The budget is paltry, however.
Finally, Australia experienced an unique event: a double cyclone. Michael Slezak reported in 23 February 2015:
It was a shocking double blow. Australia is picking itself back up after being battered simultaneously by two severe tropical cyclones last week, in what meteorologists are saying is a first for the country. One of these appears to be the southern-most cyclone of such a strong intensity to make landfall, giving Australians a taste of what climate change is expected to bring.
Tropical cyclone Marcia was categorised in the highest possible category – category five – when it made landfall in Queensland on Friday and brought wind gusts of up to 285 kilometres per hour.

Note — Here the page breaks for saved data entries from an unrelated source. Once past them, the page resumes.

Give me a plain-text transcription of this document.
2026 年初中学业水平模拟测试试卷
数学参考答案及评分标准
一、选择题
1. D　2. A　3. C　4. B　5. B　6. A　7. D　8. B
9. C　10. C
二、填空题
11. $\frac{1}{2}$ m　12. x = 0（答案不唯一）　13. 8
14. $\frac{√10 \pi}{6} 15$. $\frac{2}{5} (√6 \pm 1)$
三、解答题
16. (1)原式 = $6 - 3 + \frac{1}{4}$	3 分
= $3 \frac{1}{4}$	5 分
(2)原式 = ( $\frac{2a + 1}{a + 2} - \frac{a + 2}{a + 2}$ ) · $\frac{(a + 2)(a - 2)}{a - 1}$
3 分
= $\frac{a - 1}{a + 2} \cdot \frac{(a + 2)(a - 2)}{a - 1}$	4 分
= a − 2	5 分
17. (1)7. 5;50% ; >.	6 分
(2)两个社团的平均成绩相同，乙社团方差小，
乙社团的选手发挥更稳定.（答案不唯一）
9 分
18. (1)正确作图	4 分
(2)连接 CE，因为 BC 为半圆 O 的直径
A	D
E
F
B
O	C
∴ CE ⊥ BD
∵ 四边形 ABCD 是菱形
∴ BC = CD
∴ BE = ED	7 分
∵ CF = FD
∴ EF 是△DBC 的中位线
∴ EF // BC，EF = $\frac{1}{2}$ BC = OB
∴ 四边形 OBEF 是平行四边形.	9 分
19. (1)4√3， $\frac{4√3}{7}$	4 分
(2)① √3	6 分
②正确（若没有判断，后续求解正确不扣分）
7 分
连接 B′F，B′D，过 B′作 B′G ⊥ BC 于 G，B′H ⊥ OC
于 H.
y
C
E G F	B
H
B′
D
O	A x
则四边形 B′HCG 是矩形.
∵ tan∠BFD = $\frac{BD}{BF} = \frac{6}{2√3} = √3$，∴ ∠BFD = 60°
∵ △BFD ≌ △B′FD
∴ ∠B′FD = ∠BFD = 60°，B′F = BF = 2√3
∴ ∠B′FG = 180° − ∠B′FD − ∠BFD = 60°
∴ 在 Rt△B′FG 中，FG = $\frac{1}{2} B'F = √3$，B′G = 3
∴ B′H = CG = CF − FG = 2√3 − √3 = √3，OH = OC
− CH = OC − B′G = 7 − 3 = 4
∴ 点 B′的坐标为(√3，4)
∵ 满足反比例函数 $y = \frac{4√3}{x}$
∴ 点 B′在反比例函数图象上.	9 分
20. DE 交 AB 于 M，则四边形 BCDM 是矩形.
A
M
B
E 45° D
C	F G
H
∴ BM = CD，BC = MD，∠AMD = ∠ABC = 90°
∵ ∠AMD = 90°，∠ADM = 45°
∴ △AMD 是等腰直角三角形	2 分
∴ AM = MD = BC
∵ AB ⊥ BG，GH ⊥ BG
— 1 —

On the same day, cyclone Lam, a category four cyclone, made landfall in the Northern Territory, knocking out a wind station with gusts up to 260 kilometres per hour.
Australia may be a continent, but it’s a small continent. Mr. Slezak continues:
Climate change is expected to make tropical cyclones less frequent but more severe on average. But global warming is also expected to bring them further south as warmer conditions move tropical weather further from the equator. And cyclone Marcia appears to fit that trend.
Which brings us back to Mr. Abbott and Tim McDonnell’s article, which reports Mr. Abbott
… declared that his government is committed to signing on to the next major international climate accord, set to be hammered out in Paris later this year.
It certainly appears Mr. Abbott may be changing his tune on climate change science; perhaps reinstating the carbon tax should be the next step, regardless of the outcry from corporations and citizens.
But it’s impossible not to ask what magnitude of weather related natural catastrophe will be necessary for the GOP to begin to understand that an adherence to ideology over reality will cost more in the long run? Sure, a carbon tax will result in higher energy costs – that’s the point. For those US citizens who cannot afford such costs, we can certainly provide help, as we already do – a simple expansion of current programs may be all that’s necessary. In the corporate sector, some companies already exist to help other companies optimize their energy use (full disclosure: I have investments in this area).
A carbon tax fits nicely into our economic system: recognizing an externality and putting a price on it is not unusual, as seen in pollution regulation; it is, in fact, simple justice to adjust the economic system to reflect the true costs of corporate operations. And some even see it as a matter of national security, as retired General and former Democratic Presidential hopeful Wesley Clark asserts in an interview with The Oregonian’s Oregon Live operation.